Enquanto Berlim, Paris e Milão viram quase cidades-fantasma, uma onda de farofa se alastra sobre a orla mediterrânea e grandes partes dela se transformam num grande Guarujá.

Aqui, porém, são quase sempre os mais ricos que invadem as praias dos mais pobres. O caso de amor dos alemães com o verão grego tem suas raízes nos anos 60, quando jovens da esquerda alemã começaram a vir para as praias e ilhas do mar Mediterrâneo com suas kombis, mochilas e sandálias Birkenstock vestidas com meias. Com o passar dos anos, essa imigração sazonal virou um fenômeno de massa. Hoje, quem passa as férias em Mikonos ou Creta sabe que muitos alemães têm o costume peculiar de levantar às seis da manhã para colocar suas toalhas na areia e garantir seu lugar ao sol antes que os outros cheguem, em praias mais lotadas do que Ipanema num domingo de Carnaval.

Os ingleses dão preferência à costa espanhola para tomar o sol que não veem o ano inteiro. As ruas e as areias de balneários como Benidorm e Málaga são invadidas por hordas que já desembarcam completamente bêbadas em voos que chegam direto de Manchester e Birmingham para pegar insolação já no primeiro dia ou entrar em coma alcoólico.

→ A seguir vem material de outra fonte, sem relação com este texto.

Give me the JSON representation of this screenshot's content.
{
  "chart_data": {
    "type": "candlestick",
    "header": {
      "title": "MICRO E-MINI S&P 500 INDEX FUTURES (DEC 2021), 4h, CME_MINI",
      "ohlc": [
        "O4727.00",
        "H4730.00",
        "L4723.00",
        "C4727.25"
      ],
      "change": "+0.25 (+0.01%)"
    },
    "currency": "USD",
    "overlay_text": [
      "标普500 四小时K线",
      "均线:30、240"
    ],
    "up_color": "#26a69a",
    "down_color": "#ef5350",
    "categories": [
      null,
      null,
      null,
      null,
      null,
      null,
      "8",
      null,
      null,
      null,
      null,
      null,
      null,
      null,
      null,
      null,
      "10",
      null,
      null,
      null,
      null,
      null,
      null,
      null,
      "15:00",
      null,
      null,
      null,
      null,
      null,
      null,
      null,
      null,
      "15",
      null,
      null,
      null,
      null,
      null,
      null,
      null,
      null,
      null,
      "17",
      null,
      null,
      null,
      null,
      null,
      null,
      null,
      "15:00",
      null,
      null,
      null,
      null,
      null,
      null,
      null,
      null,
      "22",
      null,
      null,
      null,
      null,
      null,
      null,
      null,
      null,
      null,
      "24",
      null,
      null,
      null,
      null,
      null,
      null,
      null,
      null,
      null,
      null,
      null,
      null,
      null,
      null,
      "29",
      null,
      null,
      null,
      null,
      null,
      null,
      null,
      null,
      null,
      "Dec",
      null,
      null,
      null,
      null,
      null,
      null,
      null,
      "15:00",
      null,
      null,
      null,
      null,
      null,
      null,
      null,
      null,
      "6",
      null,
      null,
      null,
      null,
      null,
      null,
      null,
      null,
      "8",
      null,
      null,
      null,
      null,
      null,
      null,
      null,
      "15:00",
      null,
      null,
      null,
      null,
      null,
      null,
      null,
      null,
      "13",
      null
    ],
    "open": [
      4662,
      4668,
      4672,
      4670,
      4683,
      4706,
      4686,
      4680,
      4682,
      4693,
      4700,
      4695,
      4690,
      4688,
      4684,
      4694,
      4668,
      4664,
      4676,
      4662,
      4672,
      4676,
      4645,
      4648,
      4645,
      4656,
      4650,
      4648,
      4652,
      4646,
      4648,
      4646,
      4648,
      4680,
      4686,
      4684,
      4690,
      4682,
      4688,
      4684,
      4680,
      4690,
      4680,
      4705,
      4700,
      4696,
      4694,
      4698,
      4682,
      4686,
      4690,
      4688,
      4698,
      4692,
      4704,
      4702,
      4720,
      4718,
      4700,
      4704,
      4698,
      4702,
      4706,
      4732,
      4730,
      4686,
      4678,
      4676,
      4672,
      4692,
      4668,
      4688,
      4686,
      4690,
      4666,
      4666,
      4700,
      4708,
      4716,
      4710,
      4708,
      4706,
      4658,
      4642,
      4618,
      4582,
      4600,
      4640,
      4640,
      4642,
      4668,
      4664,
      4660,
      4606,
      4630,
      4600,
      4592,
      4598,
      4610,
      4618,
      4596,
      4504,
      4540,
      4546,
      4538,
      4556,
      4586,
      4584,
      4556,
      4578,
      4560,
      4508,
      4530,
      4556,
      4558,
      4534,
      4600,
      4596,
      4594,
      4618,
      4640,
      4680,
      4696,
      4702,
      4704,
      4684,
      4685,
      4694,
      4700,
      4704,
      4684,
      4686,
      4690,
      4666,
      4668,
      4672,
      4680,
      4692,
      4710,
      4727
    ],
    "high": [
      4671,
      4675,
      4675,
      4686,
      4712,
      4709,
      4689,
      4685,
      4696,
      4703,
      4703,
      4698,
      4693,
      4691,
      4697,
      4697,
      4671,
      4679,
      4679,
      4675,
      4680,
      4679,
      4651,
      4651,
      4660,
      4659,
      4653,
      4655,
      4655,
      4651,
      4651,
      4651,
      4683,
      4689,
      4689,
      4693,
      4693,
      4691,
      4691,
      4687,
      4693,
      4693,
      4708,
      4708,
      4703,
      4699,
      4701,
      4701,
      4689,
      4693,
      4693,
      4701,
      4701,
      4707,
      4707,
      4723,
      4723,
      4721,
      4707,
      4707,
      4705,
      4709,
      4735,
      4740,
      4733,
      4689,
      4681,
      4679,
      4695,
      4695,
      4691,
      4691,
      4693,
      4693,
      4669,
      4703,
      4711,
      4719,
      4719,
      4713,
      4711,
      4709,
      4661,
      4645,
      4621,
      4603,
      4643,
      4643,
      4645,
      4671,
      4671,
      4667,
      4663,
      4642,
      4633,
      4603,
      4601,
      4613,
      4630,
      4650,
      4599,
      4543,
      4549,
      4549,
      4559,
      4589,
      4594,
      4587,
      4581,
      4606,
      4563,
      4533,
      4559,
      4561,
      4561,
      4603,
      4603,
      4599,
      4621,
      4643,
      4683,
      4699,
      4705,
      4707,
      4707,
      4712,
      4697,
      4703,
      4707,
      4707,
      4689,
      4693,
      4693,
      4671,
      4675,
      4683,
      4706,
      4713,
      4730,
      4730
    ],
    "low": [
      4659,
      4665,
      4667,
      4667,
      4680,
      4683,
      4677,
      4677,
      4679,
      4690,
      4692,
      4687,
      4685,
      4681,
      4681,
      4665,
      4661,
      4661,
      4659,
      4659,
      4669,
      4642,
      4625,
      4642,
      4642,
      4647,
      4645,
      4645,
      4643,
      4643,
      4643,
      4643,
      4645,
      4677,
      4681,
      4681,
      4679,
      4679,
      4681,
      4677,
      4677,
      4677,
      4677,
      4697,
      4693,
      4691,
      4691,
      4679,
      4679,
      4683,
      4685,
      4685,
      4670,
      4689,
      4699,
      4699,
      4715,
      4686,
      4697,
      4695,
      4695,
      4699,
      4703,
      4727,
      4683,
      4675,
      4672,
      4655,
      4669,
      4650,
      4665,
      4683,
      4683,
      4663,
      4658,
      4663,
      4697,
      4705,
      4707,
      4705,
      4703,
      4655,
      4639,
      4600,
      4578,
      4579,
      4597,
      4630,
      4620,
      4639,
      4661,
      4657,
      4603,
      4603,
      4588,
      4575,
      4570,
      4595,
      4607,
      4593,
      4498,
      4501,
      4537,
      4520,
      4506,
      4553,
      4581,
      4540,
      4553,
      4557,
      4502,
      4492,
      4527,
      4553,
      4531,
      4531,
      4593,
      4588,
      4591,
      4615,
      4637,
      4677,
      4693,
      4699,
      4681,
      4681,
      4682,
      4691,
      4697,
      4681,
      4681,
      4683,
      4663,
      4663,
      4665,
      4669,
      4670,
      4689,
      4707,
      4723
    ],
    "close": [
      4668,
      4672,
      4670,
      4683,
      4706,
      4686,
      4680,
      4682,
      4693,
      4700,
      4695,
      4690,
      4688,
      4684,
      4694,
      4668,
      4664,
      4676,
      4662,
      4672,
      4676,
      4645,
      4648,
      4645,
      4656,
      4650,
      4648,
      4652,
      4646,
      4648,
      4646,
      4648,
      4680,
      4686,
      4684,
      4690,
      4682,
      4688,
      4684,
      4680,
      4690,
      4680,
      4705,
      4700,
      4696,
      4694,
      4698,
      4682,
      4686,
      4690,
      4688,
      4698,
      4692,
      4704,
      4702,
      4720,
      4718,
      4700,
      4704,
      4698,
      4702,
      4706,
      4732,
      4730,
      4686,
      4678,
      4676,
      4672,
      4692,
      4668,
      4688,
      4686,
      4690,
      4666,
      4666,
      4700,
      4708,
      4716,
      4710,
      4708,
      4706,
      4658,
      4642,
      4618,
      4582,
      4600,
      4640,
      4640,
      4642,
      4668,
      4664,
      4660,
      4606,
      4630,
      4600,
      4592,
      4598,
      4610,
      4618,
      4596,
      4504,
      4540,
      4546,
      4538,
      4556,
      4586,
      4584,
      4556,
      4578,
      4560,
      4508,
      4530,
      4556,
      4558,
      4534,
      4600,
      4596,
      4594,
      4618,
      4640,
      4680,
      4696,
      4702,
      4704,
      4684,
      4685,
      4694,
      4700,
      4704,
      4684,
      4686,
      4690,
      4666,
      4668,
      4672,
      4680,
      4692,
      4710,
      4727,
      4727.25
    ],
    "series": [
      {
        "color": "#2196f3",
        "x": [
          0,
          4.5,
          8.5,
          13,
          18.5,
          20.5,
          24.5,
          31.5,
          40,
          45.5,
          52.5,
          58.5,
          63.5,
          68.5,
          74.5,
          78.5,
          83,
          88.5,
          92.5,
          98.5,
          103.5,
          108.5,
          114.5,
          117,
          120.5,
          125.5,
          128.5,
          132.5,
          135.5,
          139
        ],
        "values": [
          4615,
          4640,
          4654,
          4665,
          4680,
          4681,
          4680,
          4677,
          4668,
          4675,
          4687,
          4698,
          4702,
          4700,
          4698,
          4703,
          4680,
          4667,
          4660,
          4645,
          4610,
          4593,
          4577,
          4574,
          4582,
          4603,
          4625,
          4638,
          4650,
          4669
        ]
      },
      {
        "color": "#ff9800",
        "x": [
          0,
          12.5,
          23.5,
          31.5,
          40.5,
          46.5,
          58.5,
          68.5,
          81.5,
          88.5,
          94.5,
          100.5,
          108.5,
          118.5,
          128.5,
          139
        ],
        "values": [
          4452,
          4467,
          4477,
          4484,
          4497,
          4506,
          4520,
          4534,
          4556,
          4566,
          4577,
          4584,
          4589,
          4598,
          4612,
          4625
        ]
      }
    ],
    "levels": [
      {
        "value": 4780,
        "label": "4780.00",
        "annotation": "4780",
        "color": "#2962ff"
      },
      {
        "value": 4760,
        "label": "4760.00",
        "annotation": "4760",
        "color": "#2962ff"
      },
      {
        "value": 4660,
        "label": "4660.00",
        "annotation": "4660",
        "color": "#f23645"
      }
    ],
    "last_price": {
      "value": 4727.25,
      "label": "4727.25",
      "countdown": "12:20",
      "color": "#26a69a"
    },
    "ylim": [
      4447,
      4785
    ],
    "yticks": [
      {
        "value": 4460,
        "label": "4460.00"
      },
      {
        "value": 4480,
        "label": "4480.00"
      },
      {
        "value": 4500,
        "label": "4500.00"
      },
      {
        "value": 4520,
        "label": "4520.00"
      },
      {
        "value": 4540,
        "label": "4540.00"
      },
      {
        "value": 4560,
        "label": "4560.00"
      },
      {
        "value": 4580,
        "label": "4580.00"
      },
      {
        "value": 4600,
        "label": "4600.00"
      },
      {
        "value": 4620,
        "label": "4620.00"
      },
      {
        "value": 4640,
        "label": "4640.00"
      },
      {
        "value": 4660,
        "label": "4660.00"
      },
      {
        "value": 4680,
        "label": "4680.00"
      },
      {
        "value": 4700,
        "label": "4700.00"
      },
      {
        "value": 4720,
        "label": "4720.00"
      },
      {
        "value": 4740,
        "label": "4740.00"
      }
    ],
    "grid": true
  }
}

Os italianos se espalham um pouco menos pois têm dentro de casa a Sicília, a Sardenha e duas costas no Mediterrâneo. Aliás, nada mais irritante do que encontrar turistas romanos grifados no exterior. Onde quer que estejam, comparam sempre a comida e as atrações locais com a beleza e as delícias infinitas da Itália. Vaidosos e convencidos, se referem ao próprio pais como "il bel paese" (o país lindo). Lembram os cariocas e sua "cidade maravilhosa".

Mas na Europa os ventos estão mudando depressa. Uma imigração bem diferente vem chegando ao Mediterrâneo nos últimos anos. Há poucos quilômetros daqui da praia de Potistica, na Grécia, onde escrevo esta coluna, do outro lado das águas turquesas do mar Egeu, dezenas de milhares de refugiados, a maioria proveniente da Síria em guerra, definham em campos fétidos em ilhas que eram paradisíacas, como Lesbos, Kios e Samos. Muitos sem acesso a esgoto ou água corrente, todos mal nutridos e humilhados. Só neste ano, mais de 3.300 pessoas morreram em naufrágios nestas mesmas águas do veraneio europeu.

E, de repente, nada tem mais graça e o gosto de férias amarga na boca.

Brexit, conflito na Ucrânia, crise financeira e terrorismo. Em 2016, a Europa prepara as malas e começa a voltar para casa tomada por maus presságios.